Effect of a high vs. standard dose of vitamin D3 supplementation on bone metabolism and kidney function in children with chronic kidney disease

Introduction

Chronic kidney disease (CKD) is a disease that seriously affects public health (1). The incidence and prevalence of chronic kidney disease are increasing in children. In children, chronic kidney disease increases mortality (2, 3). CKD has a significant impact on a variety of factors, including growth, cognition and behavior, and cardiovascular health (4–7), as well as a significant impact on the quality of life of children (8). The burden of chronic kidney disease (CKD) and its treatment may severely limit the ability of children with CKD to do daily tasks and participate in family, school, sports, and recreational activities (9). Chronic kidney disease has a significant effect on the absorption of calcium and phosphorus, which, in turn, affects bone system health (10). Therefore, the label “kidney-induced osteoporosis” has been proposed. CKD is also associated with an increased risk of osteoporosis fractures (11). However, studies have also found that the relationship between osteoporosis and CKD is not very close (12).

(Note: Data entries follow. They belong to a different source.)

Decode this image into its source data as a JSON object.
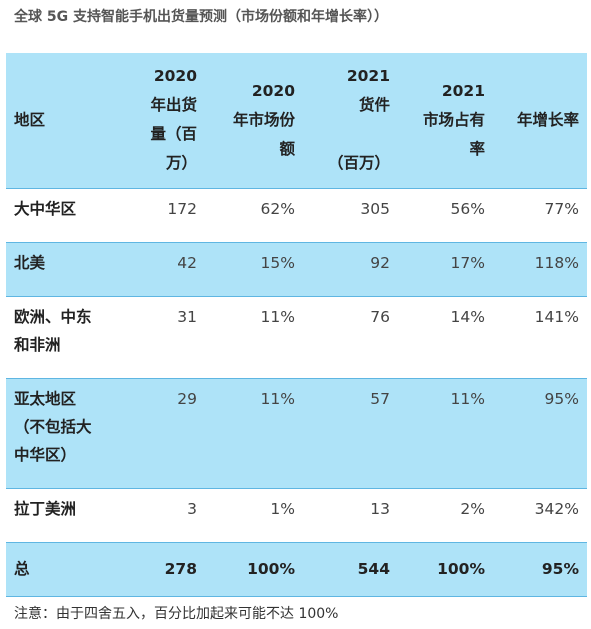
{
  "title": "全球 5G 支持智能手机出货量预测（市场份额和年增长率））",
  "table": {
    "headers": [
      "地区",
      "2020\n年出货\n量（百\n万）",
      "2020\n年市场份\n额",
      "2021\n货件\n\n（百万）",
      "2021\n市场占有\n率",
      "年增长率"
    ],
    "rows": [
      {
        "region": "大中华区",
        "v2020": "172",
        "s2020": "62%",
        "v2021": "305",
        "s2021": "56%",
        "growth": "77%"
      },
      {
        "region": "北美",
        "v2020": "42",
        "s2020": "15%",
        "v2021": "92",
        "s2021": "17%",
        "growth": "118%"
      },
      {
        "region": "欧洲、中东\n和非洲",
        "v2020": "31",
        "s2020": "11%",
        "v2021": "76",
        "s2021": "14%",
        "growth": "141%"
      },
      {
        "region": "亚太地区\n（不包括大\n中华区）",
        "v2020": "29",
        "s2020": "11%",
        "v2021": "57",
        "s2021": "11%",
        "growth": "95%"
      },
      {
        "region": "拉丁美洲",
        "v2020": "3",
        "s2020": "1%",
        "v2021": "13",
        "s2021": "2%",
        "growth": "342%"
      }
    ],
    "total": {
      "region": "总",
      "v2020": "278",
      "s2020": "100%",
      "v2021": "544",
      "s2021": "100%",
      "growth": "95%"
    }
  },
  "note": "注意：由于四舍五入，百分比加起来可能不达 100%",
  "colors": {
    "header_bg": "#aee3f8",
    "alt_row_bg": "#aee3f8",
    "border": "#5fb6e2"
  }
}
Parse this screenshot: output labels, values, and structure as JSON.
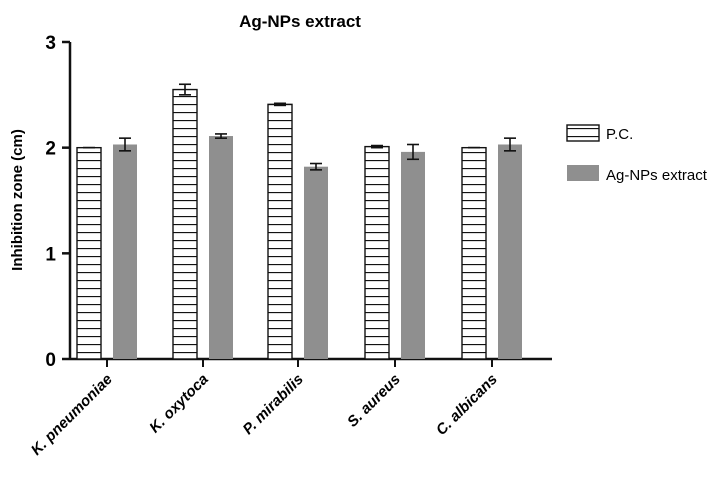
{
  "chart_data": {
    "type": "bar",
    "title": "Ag-NPs extract",
    "xlabel": "",
    "ylabel": "Inhibition zone (cm)",
    "ylim": [
      0,
      3
    ],
    "yticks": [
      "0",
      "1",
      "2",
      "3"
    ],
    "categories": [
      "K. pneumoniae",
      "K. oxytoca",
      "P. mirabilis",
      "S. aureus",
      "C. albicans"
    ],
    "series": [
      {
        "name": "P.C.",
        "values": [
          2.0,
          2.55,
          2.41,
          2.01,
          2.0
        ],
        "errors": [
          0.0,
          0.05,
          0.01,
          0.01,
          0.0
        ],
        "fill": "hatched-horizontal",
        "color": "#ffffff"
      },
      {
        "name": "Ag-NPs extract",
        "values": [
          2.03,
          2.11,
          1.82,
          1.96,
          2.03
        ],
        "errors": [
          0.06,
          0.02,
          0.03,
          0.07,
          0.06
        ],
        "fill": "solid",
        "color": "#8f8f8f"
      }
    ],
    "legend_position": "right",
    "grid": false
  }
}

Calcium, phosphate, and the vitamin D hormonal system are key players in chronic kidney disease–mineral and bone disorder (CKD-MBD). Vitamin D plays an important role in kidney and bone health. Vitamin D deficiency is very common among patients with CKD and has a significant impact on the progression of CKD. In addition, vitamin D principally influences skeletal mineralization through the regulation of intestinal calcium absorption (13). However, meta-analyses of trials show vitamin D has no effects on bone density or fracture risk when the baseline 25-hydroxyvitamin D is >40 nmol/L, and a daily dose of 400 to 800 IU of vitamin D3 is often adequate to correct such deficiency (14). A randomized clinical trial found that it is not helpful for high-dose vitamin D supplementation for bone health (15). The effect of different doses of vitamin D3 on bone metabolism in children with chronic kidney disease is not yet known.

Therefore, it is important to clarify the effects of different doses of vitamin D on the skeletal system and renal function. Therefore, the purpose of this study was to analyze the effects of high-dose and standard-dose VitD3 supplements on kidney function and bone metabolism in children with CKD.

Materials and methods

Study design and human research

This is a single-center randomized controlled study. This study was enrolled patients from 2011.1 to 2018.1 by 1:1 and was approved by the Hospital Ethics Committee. The consent of all children was obtained from their guardian. The clinical trial registration number is NO: DSE209931.

Participants

In this study, 158 children (1–18 years) with vitamin D deficiency and CKD stages of 2–5 were included which were given high- and low-vitamin D supplementation, respectively. The exclusion criteria are receiving vitamin D, growth hormone, or other renal replacement therapy. Children were randomized to receive one of two formulations: standard dose, 400 IU/d of vitamin D, or high dose, 2,000 IU/d. The standard dose was formulated in accordance with vitamin D guidelines of the American Academy of Pediatrics (AAP) (16), and the high dose was formulated to be within the tolerable upper vitamin D intake level specified by the Institute of Medicine (17). Children could only be randomized into the trial for 4 months. Parents of participants received a drop-based formulation to ease the administration of the study drug (Kids Ddrops containing vitamin D3). Informed written consent was obtained from all caregivers, with assent from children, as appropriate. All local research ethics committees approved the studies.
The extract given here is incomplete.